In vielen Arbeitsverträgen ist geregelt, dass Resturlaub unter bestimmten Bedingungen ins nächste Kalenderjahr übertragen werden kann. Diese Möglichkeit besteht vor allem dann, wenn der Urlaub aus dringenden betrieblichen Gründen oder aus persönlichen Umständen – wie Krankheit oder familiären Verpflichtungen – nicht rechtzeitig genommen werden konnte.

Doch auch hier gilt: Der übertragene Urlaub muss in der Regel innerhalb der ersten drei Monate des neuen Jahres, also bis zum 31. März, in Anspruch genommen werden. Andernfalls droht auch hier der Verfall – es sei denn, es liegen besondere Ausnahmefälle vor.

Sonderregelungen: Wann Resturlaub länger erhalten bleibt

Es gibt Situationen, in denen Resturlaub deutlich länger gültig bleibt:

  1. Langzeiterkrankung: Wenn ein Arbeitnehmer wegen Krankheit längere Zeit arbeitsunfähig war und deshalb seinen Urlaub nicht nehmen konnte, verlängert sich die Frist zur Inanspruchnahme. In diesen Fällen bleibt der Urlaubsanspruch bis zu 15 Monate nach Ablauf des ursprünglichen Urlaubsjahres bestehen. Erst danach verfällt er – und auch nur, wenn die Arbeitsunfähigkeit während des gesamten Zeitraums bestand. Diese Regelung soll verhindern, dass erkrankte Arbeitnehmer durch ihre Situation benachteiligt werden, gleichzeitig jedoch auch Arbeitgeber vor dem unbegrenzten Anwachsen von Urlaubsansprüchen schützen.
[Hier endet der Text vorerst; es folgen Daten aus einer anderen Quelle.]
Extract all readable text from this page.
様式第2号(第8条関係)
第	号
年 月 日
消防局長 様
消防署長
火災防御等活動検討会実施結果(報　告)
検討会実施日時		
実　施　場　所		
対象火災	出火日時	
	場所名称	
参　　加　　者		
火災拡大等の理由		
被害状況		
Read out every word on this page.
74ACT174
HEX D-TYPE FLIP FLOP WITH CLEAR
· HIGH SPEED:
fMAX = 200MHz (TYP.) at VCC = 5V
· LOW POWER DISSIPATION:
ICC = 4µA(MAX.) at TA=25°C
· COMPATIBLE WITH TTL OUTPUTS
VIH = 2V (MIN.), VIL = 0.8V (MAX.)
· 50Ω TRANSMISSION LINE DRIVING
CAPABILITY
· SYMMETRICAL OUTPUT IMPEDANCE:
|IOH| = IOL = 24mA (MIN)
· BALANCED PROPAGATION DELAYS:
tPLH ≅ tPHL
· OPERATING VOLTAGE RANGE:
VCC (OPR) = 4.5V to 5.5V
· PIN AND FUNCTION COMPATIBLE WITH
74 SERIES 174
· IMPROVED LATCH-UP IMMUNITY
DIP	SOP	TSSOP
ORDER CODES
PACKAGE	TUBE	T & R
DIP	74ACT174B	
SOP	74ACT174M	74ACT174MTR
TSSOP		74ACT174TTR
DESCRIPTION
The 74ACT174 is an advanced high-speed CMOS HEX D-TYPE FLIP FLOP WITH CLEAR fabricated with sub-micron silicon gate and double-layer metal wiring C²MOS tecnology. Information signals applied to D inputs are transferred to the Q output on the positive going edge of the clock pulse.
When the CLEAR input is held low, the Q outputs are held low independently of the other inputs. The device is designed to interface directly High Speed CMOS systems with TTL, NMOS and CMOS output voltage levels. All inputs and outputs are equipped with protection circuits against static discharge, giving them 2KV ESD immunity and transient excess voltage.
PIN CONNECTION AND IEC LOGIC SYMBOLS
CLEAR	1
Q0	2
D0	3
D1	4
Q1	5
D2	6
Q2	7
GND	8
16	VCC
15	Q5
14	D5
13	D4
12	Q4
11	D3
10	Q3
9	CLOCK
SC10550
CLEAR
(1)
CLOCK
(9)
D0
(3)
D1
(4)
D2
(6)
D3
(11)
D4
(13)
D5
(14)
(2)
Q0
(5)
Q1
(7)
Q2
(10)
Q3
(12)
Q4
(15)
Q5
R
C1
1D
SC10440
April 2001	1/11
  2. Beendigung des Arbeitsverhältnisses: Wird das Arbeitsverhältnis beendet, bevor der restliche Urlaub genommen werden konnte, muss der verbliebene Anspruch ausgezahlt werden. Die sogenannte Urlaubsabgeltung ist gesetzlich vorgesehen, um sicherzustellen, dass dem Arbeitnehmer keine Nachteile durch den Wegfall der Beschäftigung entstehen. Auch bei einem Arbeitgeberwechsel innerhalb eines Jahres bleibt der anteilige Urlaubsanspruch bestehen – allerdings wird der bereits genommene Urlaub beim vorherigen Arbeitgeber auf diesen Anspruch angerechnet.

Fazit: Arbeitnehmer sollten ihre Rechte kennen – und den Arbeitgeber in die Pflicht nehmen

Beschäftigte tun gut daran, ihre Urlaubsansprüche regelmäßig zu überprüfen – insbesondere dann, wenn sie nicht alle Urlaubstage im laufenden Jahr verbrauchen konnten. Wichtig ist dabei, festzustellen, ob der Arbeitgeber seine Pflicht zur rechtzeitigen Information über Resturlaub und möglichen Verfall erfüllt hat. Denn fehlt eine solche Mitteilung, kann der Anspruch auf Resturlaub unter Umständen auch rückwirkend noch geltend gemacht werden – teils über mehrere Jahre hinweg.